Implementing a high availability solution does not prevent
hardware or software failures. However, having redundant systems
and a failover mechanism enables your solution to detect and respond
to failures, and reroute workload so that user applications are still
able to do work.
Procedure
When a failure occurs, your database solution must do
the following:
- Detect the failure.
Failover software
can use heartbeat monitoring to confirm the availability of system
components. A heartbeat monitor listens for regular communication
from all the components of the system. If the heartbeat monitor stops
hearing from a component, the heartbeat monitor signals to the system
that the component has failed.
- Respond to the failure: failover.
- Identify, bring online, and initialize a secondary component
to take over operations for the failed component.
- Reroute workload to the secondary component.
- Remove the failed component from the system.
- Recover from the failure.
If a primary
database server fails, the first priority is to redirect clients to
an alternate server or to failover to a standby database so that client
applications can do their work with as little interruption as possible.
Once that failover succeeds, you must repair whatever went wrong
on the failed database server so that is can be reintegrate it back
into the solution. Repairing the failed database server may just
mean restarting it.
- Return to normal operations.
Once the
failed database system is repaired, you must integrate it back into
the database solution.

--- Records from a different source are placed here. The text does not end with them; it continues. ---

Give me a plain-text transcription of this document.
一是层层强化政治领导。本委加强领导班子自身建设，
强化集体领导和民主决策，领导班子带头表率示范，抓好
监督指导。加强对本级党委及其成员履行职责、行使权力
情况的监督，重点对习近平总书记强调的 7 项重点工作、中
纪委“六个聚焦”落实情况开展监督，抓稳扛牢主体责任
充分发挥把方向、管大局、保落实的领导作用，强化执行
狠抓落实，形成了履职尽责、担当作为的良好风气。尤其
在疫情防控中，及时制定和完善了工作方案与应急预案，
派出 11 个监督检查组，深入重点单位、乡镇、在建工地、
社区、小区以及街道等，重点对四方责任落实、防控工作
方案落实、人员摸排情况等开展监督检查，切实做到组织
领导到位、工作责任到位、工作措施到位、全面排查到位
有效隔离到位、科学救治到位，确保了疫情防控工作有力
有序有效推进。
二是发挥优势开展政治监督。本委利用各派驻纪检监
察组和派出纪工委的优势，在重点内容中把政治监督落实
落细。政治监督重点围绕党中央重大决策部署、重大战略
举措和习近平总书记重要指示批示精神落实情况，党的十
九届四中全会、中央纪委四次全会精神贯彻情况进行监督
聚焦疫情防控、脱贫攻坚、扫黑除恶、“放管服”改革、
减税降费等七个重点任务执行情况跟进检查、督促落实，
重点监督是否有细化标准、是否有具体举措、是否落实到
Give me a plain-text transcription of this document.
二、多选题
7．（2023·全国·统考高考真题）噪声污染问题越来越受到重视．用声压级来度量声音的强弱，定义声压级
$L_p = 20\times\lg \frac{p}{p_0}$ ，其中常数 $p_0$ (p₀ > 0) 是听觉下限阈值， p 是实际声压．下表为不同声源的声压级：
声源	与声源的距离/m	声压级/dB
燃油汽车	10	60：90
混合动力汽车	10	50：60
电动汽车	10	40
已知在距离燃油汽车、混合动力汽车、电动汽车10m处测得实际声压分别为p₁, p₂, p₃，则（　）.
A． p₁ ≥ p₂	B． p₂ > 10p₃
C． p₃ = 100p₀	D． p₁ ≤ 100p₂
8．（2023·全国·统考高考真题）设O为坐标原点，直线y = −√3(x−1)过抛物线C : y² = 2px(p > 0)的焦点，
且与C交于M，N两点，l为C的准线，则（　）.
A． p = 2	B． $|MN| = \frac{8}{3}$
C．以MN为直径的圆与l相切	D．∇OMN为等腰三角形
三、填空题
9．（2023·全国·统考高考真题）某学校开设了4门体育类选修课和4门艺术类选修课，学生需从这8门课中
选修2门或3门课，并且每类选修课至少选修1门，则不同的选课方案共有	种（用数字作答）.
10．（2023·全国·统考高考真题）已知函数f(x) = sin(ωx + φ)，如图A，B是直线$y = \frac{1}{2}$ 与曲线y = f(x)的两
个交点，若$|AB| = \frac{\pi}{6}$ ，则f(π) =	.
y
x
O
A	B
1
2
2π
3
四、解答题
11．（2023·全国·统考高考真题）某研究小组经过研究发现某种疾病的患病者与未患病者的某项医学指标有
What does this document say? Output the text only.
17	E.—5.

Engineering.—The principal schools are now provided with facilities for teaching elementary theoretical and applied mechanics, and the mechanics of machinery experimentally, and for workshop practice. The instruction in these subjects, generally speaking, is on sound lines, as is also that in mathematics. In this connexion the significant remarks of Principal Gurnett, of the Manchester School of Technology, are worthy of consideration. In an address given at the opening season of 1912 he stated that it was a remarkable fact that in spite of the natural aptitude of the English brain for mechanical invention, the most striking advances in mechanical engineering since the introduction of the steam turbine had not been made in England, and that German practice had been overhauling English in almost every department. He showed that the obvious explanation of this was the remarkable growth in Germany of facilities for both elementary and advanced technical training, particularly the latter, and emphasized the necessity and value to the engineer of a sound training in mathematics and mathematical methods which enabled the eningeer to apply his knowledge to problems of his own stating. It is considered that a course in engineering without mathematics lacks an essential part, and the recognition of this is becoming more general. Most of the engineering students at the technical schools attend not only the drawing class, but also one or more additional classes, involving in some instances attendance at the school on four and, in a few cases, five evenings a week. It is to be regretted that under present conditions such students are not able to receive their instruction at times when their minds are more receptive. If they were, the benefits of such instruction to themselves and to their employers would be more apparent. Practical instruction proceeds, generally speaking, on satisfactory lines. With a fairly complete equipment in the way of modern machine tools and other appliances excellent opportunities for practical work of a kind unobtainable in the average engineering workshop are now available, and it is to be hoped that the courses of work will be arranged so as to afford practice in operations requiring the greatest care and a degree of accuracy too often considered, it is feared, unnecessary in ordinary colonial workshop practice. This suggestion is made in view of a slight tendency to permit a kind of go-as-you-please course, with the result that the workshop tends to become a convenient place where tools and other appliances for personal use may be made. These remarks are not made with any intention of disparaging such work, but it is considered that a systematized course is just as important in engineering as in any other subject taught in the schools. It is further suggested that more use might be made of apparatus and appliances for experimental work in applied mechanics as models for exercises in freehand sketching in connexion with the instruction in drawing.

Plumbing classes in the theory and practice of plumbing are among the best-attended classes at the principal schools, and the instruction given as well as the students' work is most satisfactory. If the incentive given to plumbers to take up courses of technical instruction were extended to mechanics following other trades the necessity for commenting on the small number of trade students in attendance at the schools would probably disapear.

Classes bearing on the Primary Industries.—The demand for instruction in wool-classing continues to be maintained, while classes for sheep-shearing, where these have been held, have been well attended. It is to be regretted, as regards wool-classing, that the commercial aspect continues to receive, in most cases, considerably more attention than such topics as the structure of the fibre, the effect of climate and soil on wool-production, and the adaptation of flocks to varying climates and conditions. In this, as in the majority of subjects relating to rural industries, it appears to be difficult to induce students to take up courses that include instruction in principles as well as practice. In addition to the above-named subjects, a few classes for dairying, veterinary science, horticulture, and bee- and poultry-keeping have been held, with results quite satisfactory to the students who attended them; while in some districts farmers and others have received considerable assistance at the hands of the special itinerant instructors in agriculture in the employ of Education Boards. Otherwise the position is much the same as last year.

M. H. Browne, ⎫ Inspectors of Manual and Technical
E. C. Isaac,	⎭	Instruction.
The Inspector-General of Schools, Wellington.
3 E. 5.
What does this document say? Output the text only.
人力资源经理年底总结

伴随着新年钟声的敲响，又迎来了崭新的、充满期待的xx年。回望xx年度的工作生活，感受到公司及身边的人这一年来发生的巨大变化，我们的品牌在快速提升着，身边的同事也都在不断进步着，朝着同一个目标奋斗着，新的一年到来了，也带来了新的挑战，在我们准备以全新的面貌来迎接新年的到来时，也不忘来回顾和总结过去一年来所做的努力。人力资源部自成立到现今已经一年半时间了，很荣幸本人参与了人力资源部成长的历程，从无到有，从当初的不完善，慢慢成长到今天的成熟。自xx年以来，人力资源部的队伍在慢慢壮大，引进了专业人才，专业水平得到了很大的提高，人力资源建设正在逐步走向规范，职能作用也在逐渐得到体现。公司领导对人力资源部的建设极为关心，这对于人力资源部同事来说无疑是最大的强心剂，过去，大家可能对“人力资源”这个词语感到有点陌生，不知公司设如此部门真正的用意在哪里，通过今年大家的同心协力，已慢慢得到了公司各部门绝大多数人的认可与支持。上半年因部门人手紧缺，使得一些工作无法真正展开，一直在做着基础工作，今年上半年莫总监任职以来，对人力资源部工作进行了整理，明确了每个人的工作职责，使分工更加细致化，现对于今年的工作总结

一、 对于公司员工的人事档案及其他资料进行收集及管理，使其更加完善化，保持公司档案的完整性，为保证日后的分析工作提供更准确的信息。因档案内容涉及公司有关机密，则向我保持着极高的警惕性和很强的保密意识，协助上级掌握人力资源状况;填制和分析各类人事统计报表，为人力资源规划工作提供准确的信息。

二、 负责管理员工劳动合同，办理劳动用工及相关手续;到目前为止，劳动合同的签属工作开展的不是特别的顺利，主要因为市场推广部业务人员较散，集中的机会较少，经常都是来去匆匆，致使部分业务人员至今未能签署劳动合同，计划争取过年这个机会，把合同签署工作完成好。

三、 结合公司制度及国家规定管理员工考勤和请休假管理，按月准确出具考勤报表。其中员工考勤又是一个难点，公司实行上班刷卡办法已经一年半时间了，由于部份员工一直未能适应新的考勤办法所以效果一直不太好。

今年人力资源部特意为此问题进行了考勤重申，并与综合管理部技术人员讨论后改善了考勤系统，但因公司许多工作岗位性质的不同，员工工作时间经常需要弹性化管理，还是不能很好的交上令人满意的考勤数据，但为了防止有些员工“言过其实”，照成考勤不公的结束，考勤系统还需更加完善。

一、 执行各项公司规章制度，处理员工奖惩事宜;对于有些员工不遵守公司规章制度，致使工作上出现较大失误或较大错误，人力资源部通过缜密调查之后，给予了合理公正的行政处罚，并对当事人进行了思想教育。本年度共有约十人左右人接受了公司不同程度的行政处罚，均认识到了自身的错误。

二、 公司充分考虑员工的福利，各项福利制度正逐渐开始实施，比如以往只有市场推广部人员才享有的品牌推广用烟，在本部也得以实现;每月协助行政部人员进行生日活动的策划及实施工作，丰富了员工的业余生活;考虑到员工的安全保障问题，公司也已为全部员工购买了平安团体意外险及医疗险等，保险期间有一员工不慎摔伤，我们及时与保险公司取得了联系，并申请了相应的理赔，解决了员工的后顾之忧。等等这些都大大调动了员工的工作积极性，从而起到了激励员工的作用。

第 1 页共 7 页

You could reintegrate a failed primary database
as the standby database for the database that took over as the primary
database when the failure occurred. You could also force the repaired
database server to take over as the primary database server again.
What to do next
Db2® database can
perform some of these steps for you. For example:
The Db2 High
Availability Disaster Recovery (HADR) heartbeat monitor element,
hadr_heartbeat, can detect when a primary database has failed.
Db2 client
reroute can transfer workload from a failed database server to a secondary one.
The Db2 fault
monitor can restart a database instance that terminates unexpectedly.